Given the wealth of material already out there about the West Memphis Three case, Egoyan's decision to take on a dramatic interpretation of events is a mystery. It's a no-win scenario if there ever was one. Get it right and people will say the film basically wrote itself; get it wrong and you get Devil's Knot, which is flimsy, unnecessary, and manages to turn a compelling true story into something dull.
There doesn't seem to be much that co-writers Scott Derrickson (of Sinister fame) and Paul Boardman have done other than take what we already know and get A-listers like Reese Witherspoon and Colin Firth to reenact it. Witherspoon takes on the role of Pam Hobbs, who one normal day in 1993 allows her son Steve to go out and play with his friends, warning him to be back in time for her to get to work. But when the boy doesn't show up, it begins a firestorm of rage and accusations that consume this small, devout Southern town. Not that you really get a sense of all that as the film focuses mainly on Hobbs and Colin Firth as southern investigator Ron Lax, who Damien Echols described as a bit player in the whole ordeal. Actually, Echols has been pretty open in his disdain for the movie and it's pretty easy to see why. In overly sentimental, movie-of-the-week fashion it skips over crucial details in the case; particularly troubling when one thinks how a lack of attention to detail is largely what doomed Echols, Jessie Misskelley, and Jason Baldwin to serve years behind bars for a crime they likely didn't commit.
And so what we get is a thumbnail version of events and the players involved. Firth's Lax is particularly underserved, and the actor struggles to find anything to do with him. If he's truly "obsessed" over the case and making sure the accused go free, then why don't we ever see that passion? Instead we get characters, including the usually-amazing Amy Ryan as his ex-wife, talking at us about it. We get such an idealized, perfectly home-spun version of Hobbs that Witherspoon is left with nothing to do but be sad.
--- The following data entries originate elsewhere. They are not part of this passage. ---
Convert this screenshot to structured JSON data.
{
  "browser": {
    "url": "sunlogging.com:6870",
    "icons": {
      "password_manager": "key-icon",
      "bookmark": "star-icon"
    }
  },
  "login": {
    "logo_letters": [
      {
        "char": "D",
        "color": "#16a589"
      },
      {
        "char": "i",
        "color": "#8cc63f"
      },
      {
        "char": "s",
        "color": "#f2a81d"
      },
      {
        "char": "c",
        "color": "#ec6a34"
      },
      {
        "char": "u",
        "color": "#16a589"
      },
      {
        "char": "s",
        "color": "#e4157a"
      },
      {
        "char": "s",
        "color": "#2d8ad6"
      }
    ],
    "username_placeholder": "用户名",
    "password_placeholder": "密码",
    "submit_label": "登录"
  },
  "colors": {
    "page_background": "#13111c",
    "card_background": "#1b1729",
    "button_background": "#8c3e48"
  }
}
There's a lot more to Hobbs' part of this story than this film is willing to portray, and the same goes for her skeevy husband Terry Hobbs (Alessandro Nivola), who in reality DNA evidence fingers as being involved in the murders. But the film tip-toes around that issue and in anything that steers too far away from a narrow and incomplete narrative that only encompass a small piece of a much larger canvas. Dane DeHaan is sorely wasted as a key witness, joined by other top actors who flit in and out without leaving much impact; Mireille Enos, Kevin Durand, Stephen Moyer, and Bruce Greenwood among others. Each of their characters is as thinly drawn as the dubious circumstances surrounding the police investigation, which was driven by religious zealotry, political gamesmanship, and flat-out ignorance.
There just doesn't seem to be much of a reason for this film to exist. It literally says nothing new and what it does say is poorly executed. The film ends with a lousy update that tells us everything that happened with the case over the years, but it only serves to highlight how unfinished Devil's Knot truly is. If someone is looking for a better, far more compelling walkthrough of the unbelievable West Memphis Three story, either hit Wikipedia or rent one of the documentaries instead.